Footfalls
By Yemassee
- 618 reads
"WAALLLYYYY," the mother calls from the front porch of her Ranch style home. "Where could that boy be?" she mutters; her voice lightly quivering.
She walks inside, leaving the front door open to the sultry summer heat and the orange and yellow hues of the descending sun. Rivulets of perspiration gather between the creases in her furrowed brow as she paces from the kitchen window to the front door. It was unlike Wally to be this late for dinner, he was usually so punctual.
Not knowing what to do, she balls up her hands and sticks them in her apron pockets. She looks at the telephone hanging on the wall, wondering who she could call; anyone who might help. She lifts her right hand to her forehead and wipes away the sweat with her palm, the droplets of perspiration falling to the floor, creating a small circular pattern near her right foot. She rationalizes that it is too soon to worry, he was only 10 minutes late, yet she stared through the open front door, hoping to see when the boy came running up the long, winding driveway.
Suddenly, like a trained seismologist, the mother senses a light tremor and a look of uncertainty spreads across her concerned visage. The vibration increases until the ground shakes with the force of a minor earthquake.
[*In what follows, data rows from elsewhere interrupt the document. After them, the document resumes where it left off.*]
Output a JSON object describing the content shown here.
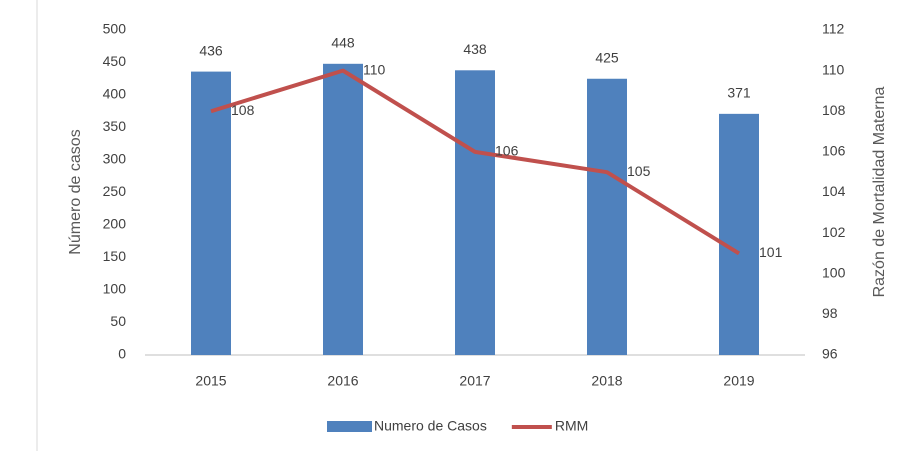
{
  "chart_data": {
    "type": "combo",
    "categories": [
      "2015",
      "2016",
      "2017",
      "2018",
      "2019"
    ],
    "series": [
      {
        "name": "Numero de Casos",
        "type": "bar",
        "color": "#4f81bd",
        "values": [
          436,
          448,
          438,
          425,
          371
        ]
      },
      {
        "name": "RMM",
        "type": "line",
        "color": "#c0504d",
        "axis": "y2",
        "values": [
          108,
          110,
          106,
          105,
          101
        ]
      }
    ],
    "ylabel": "Número de casos",
    "y2label": "Razón de Mortalidad Materna",
    "ylim": [
      0,
      500
    ],
    "yticks": [
      0,
      50,
      100,
      150,
      200,
      250,
      300,
      350,
      400,
      450,
      500
    ],
    "y2lim": [
      96,
      112
    ],
    "y2ticks": [
      96,
      98,
      100,
      102,
      104,
      106,
      108,
      110,
      112
    ],
    "grid": false,
    "legend": "bottom"
  }
}
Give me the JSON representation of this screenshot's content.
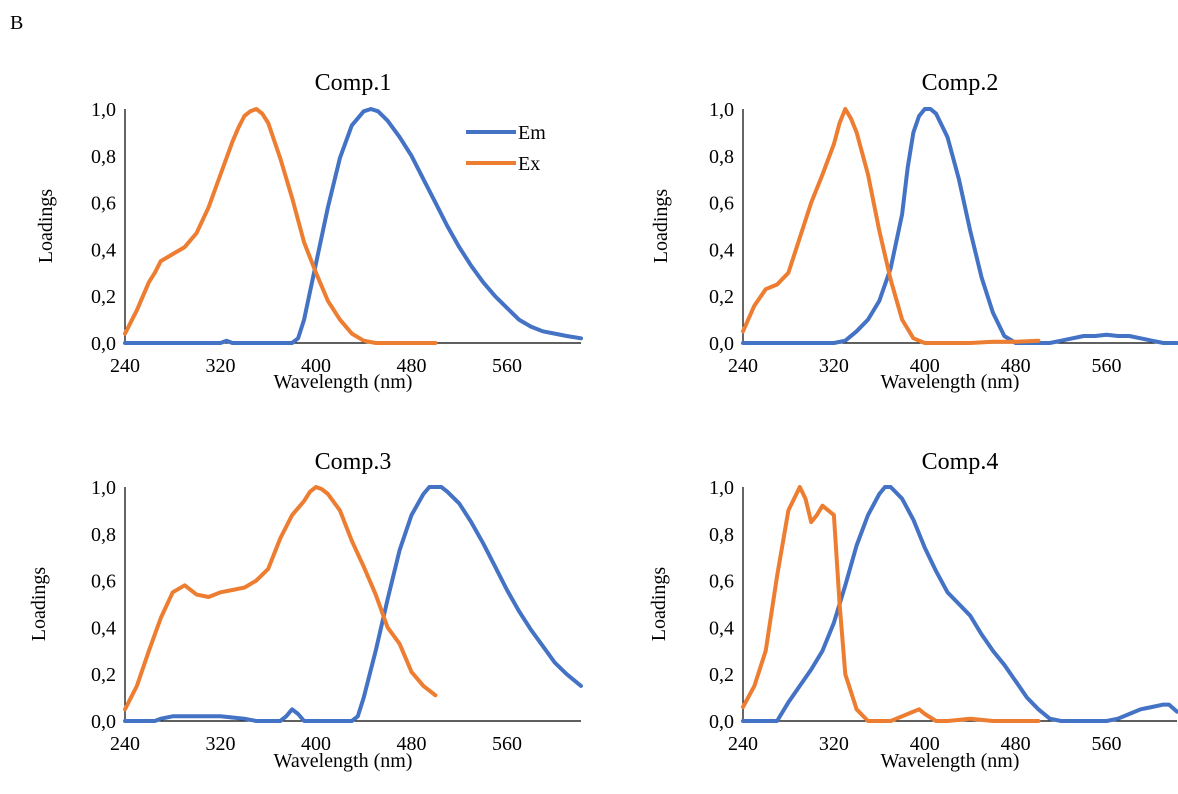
{
  "panel_label": "B",
  "colors": {
    "Em": "#4472C4",
    "Ex": "#ED7D31",
    "axis": "#000000"
  },
  "legend": {
    "placement": "top-right inside Comp.1",
    "entries": [
      "Em",
      "Ex"
    ]
  },
  "chart_data": [
    {
      "type": "line",
      "title": "Comp.1",
      "xlabel": "Wavelength (nm)",
      "ylabel": "Loadings",
      "xlim": [
        240,
        622
      ],
      "ylim": [
        0,
        1.0
      ],
      "xticks": [
        240,
        320,
        400,
        480,
        560
      ],
      "yticks": [
        "0,0",
        "0,2",
        "0,4",
        "0,6",
        "0,8",
        "1,0"
      ],
      "grid": false,
      "series": [
        {
          "name": "Em",
          "x": [
            240,
            260,
            280,
            300,
            320,
            325,
            330,
            340,
            360,
            380,
            385,
            390,
            400,
            410,
            420,
            430,
            440,
            446,
            452,
            460,
            470,
            480,
            490,
            500,
            510,
            520,
            530,
            540,
            550,
            560,
            570,
            580,
            590,
            600,
            610,
            622
          ],
          "y": [
            0,
            0,
            0,
            0,
            0,
            0.01,
            0,
            0,
            0,
            0,
            0.02,
            0.1,
            0.34,
            0.58,
            0.79,
            0.93,
            0.99,
            1.0,
            0.99,
            0.95,
            0.88,
            0.8,
            0.7,
            0.6,
            0.5,
            0.41,
            0.33,
            0.26,
            0.2,
            0.15,
            0.1,
            0.07,
            0.05,
            0.04,
            0.03,
            0.02
          ]
        },
        {
          "name": "Ex",
          "x": [
            240,
            250,
            260,
            265,
            270,
            280,
            290,
            300,
            310,
            320,
            330,
            335,
            340,
            345,
            350,
            355,
            360,
            370,
            380,
            390,
            400,
            410,
            420,
            430,
            440,
            450,
            460,
            470,
            480,
            490,
            500
          ],
          "y": [
            0.04,
            0.14,
            0.26,
            0.3,
            0.35,
            0.38,
            0.41,
            0.47,
            0.58,
            0.72,
            0.86,
            0.92,
            0.97,
            0.99,
            1.0,
            0.98,
            0.94,
            0.79,
            0.62,
            0.43,
            0.3,
            0.18,
            0.1,
            0.04,
            0.01,
            0,
            0,
            0,
            0,
            0,
            0
          ]
        }
      ]
    },
    {
      "type": "line",
      "title": "Comp.2",
      "xlabel": "Wavelength (nm)",
      "ylabel": "Loadings",
      "xlim": [
        240,
        622
      ],
      "ylim": [
        0,
        1.0
      ],
      "xticks": [
        240,
        320,
        400,
        480,
        560
      ],
      "yticks": [
        "0,0",
        "0,2",
        "0,4",
        "0,6",
        "0,8",
        "1,0"
      ],
      "grid": false,
      "series": [
        {
          "name": "Em",
          "x": [
            240,
            260,
            280,
            300,
            320,
            330,
            340,
            350,
            360,
            370,
            380,
            385,
            390,
            395,
            400,
            405,
            410,
            420,
            430,
            440,
            450,
            460,
            470,
            480,
            490,
            500,
            510,
            520,
            530,
            540,
            550,
            560,
            570,
            580,
            590,
            600,
            610,
            622
          ],
          "y": [
            0,
            0,
            0,
            0,
            0,
            0.01,
            0.05,
            0.1,
            0.18,
            0.32,
            0.55,
            0.75,
            0.9,
            0.97,
            1.0,
            1.0,
            0.98,
            0.88,
            0.7,
            0.48,
            0.28,
            0.13,
            0.03,
            0,
            0,
            0,
            0,
            0.01,
            0.02,
            0.03,
            0.03,
            0.035,
            0.03,
            0.03,
            0.02,
            0.01,
            0,
            0
          ]
        },
        {
          "name": "Ex",
          "x": [
            240,
            250,
            260,
            270,
            280,
            290,
            300,
            310,
            320,
            325,
            330,
            335,
            340,
            350,
            360,
            370,
            380,
            390,
            400,
            420,
            440,
            460,
            480,
            500
          ],
          "y": [
            0.05,
            0.16,
            0.23,
            0.25,
            0.3,
            0.45,
            0.6,
            0.72,
            0.85,
            0.94,
            1.0,
            0.96,
            0.9,
            0.72,
            0.48,
            0.27,
            0.1,
            0.02,
            0,
            0,
            0,
            0.005,
            0.005,
            0.01
          ]
        }
      ]
    },
    {
      "type": "line",
      "title": "Comp.3",
      "xlabel": "Wavelength (nm)",
      "ylabel": "Loadings",
      "xlim": [
        240,
        622
      ],
      "ylim": [
        0,
        1.0
      ],
      "xticks": [
        240,
        320,
        400,
        480,
        560
      ],
      "yticks": [
        "0,0",
        "0,2",
        "0,4",
        "0,6",
        "0,8",
        "1,0"
      ],
      "grid": false,
      "series": [
        {
          "name": "Em",
          "x": [
            240,
            250,
            265,
            270,
            280,
            300,
            320,
            330,
            340,
            350,
            360,
            370,
            375,
            380,
            385,
            390,
            400,
            420,
            430,
            435,
            440,
            450,
            460,
            470,
            480,
            490,
            495,
            500,
            505,
            510,
            520,
            530,
            540,
            550,
            560,
            570,
            580,
            590,
            600,
            610,
            622
          ],
          "y": [
            0,
            0,
            0,
            0.01,
            0.02,
            0.02,
            0.02,
            0.015,
            0.01,
            0,
            0,
            0,
            0.02,
            0.05,
            0.03,
            0,
            0,
            0,
            0,
            0.02,
            0.1,
            0.3,
            0.52,
            0.73,
            0.88,
            0.97,
            1.0,
            1.0,
            1.0,
            0.98,
            0.93,
            0.85,
            0.76,
            0.66,
            0.56,
            0.47,
            0.39,
            0.32,
            0.25,
            0.2,
            0.15
          ]
        },
        {
          "name": "Ex",
          "x": [
            240,
            250,
            260,
            270,
            280,
            290,
            300,
            310,
            320,
            330,
            340,
            350,
            360,
            370,
            380,
            390,
            395,
            400,
            405,
            410,
            420,
            430,
            440,
            450,
            460,
            470,
            480,
            490,
            500
          ],
          "y": [
            0.05,
            0.15,
            0.3,
            0.44,
            0.55,
            0.58,
            0.54,
            0.53,
            0.55,
            0.56,
            0.57,
            0.6,
            0.65,
            0.78,
            0.88,
            0.94,
            0.98,
            1.0,
            0.99,
            0.97,
            0.9,
            0.77,
            0.66,
            0.54,
            0.4,
            0.33,
            0.21,
            0.15,
            0.11
          ]
        }
      ]
    },
    {
      "type": "line",
      "title": "Comp.4",
      "xlabel": "Wavelength (nm)",
      "ylabel": "Loadings",
      "xlim": [
        240,
        622
      ],
      "ylim": [
        0,
        1.0
      ],
      "xticks": [
        240,
        320,
        400,
        480,
        560
      ],
      "yticks": [
        "0,0",
        "0,2",
        "0,4",
        "0,6",
        "0,8",
        "1,0"
      ],
      "grid": false,
      "series": [
        {
          "name": "Em",
          "x": [
            240,
            260,
            270,
            280,
            290,
            300,
            310,
            320,
            330,
            340,
            350,
            360,
            365,
            370,
            380,
            390,
            400,
            410,
            420,
            430,
            440,
            450,
            460,
            470,
            480,
            490,
            500,
            510,
            520,
            530,
            540,
            550,
            560,
            570,
            580,
            590,
            600,
            610,
            615,
            622
          ],
          "y": [
            0,
            0,
            0,
            0.08,
            0.15,
            0.22,
            0.3,
            0.42,
            0.58,
            0.75,
            0.88,
            0.97,
            1.0,
            1.0,
            0.95,
            0.86,
            0.74,
            0.64,
            0.55,
            0.5,
            0.45,
            0.37,
            0.3,
            0.24,
            0.17,
            0.1,
            0.05,
            0.01,
            0,
            0,
            0,
            0,
            0,
            0.01,
            0.03,
            0.05,
            0.06,
            0.07,
            0.07,
            0.04
          ]
        },
        {
          "name": "Ex",
          "x": [
            240,
            250,
            260,
            270,
            280,
            290,
            295,
            300,
            305,
            310,
            320,
            325,
            330,
            340,
            350,
            360,
            370,
            380,
            390,
            395,
            400,
            410,
            420,
            440,
            460,
            480,
            500
          ],
          "y": [
            0.06,
            0.15,
            0.3,
            0.62,
            0.9,
            1.0,
            0.95,
            0.85,
            0.88,
            0.92,
            0.88,
            0.5,
            0.2,
            0.05,
            0,
            0,
            0,
            0.02,
            0.04,
            0.05,
            0.03,
            0,
            0,
            0.01,
            0,
            0,
            0
          ]
        }
      ]
    }
  ]
}
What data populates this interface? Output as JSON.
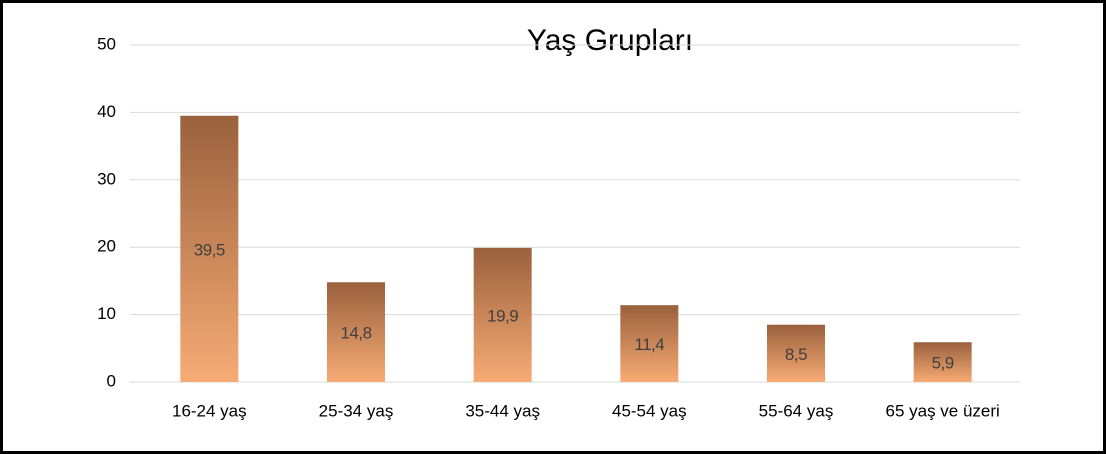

Unexpectedly, a huge beast bursts through the closed back door, shaking the glassware in the nearby Hutch cabinet as it enters. Eyes glaring wildly, its mouth drooling like an open water main, it grunts an incomprehensible query in the mother's direction.
The mother turns in fright,
"Oh, there you are Wally, you scared me. I didn't expect you to come in from the back!"
The mother goes to hug the lurid, hulking brute, but it brushes her aside with a surly shrug.
"Well go wash up, while I get the dinner on the table."
Setting three plates for dinner, the furrows leave her brow and she contentedly hums a familair tune.
She looks up...her heightened sense of vibration alerted,
"Wally, daddy's home!"
The beast screeches muffled obscenities in reply.
She looks expectantly out the front door, down the twisting drive, toward a huge replica of the infernal creature that was screaming from the bathroom.
"He's home!" she considers, forcing a smile on her face. She sees her reflection in the window of the front door, the smile is actually a grimace.
"This won't do, this won't do!" she speaks in a horrific tone.
Her words flutter into silence as she hurries to the kitchen cabinet and reaches for a small, dark vial hidden inside a seldom used gravy tureen.
She opens the vial and pops a pill in her mouth. She looks toward the bathroom and then in the direction of her husband, walking sternly up the drive. Hands shaking, she pours out another pill and pops it in her mouth. She hurriedly washes them down with a glass of icy water.
She briefly remembers, many years ago, watching a Beckett play, Footfalls and is reminded that she too, like Mary, is the sole figure on the stage and in a sense, was never born.
Wiping drops of liquid from her mouth, she pats lose stands of hair back in place and painstakingly straightens her apron. She stands waiting near the front door and forces the smile back on her face. The pills would kick in soon--she'd just have to pretend until then.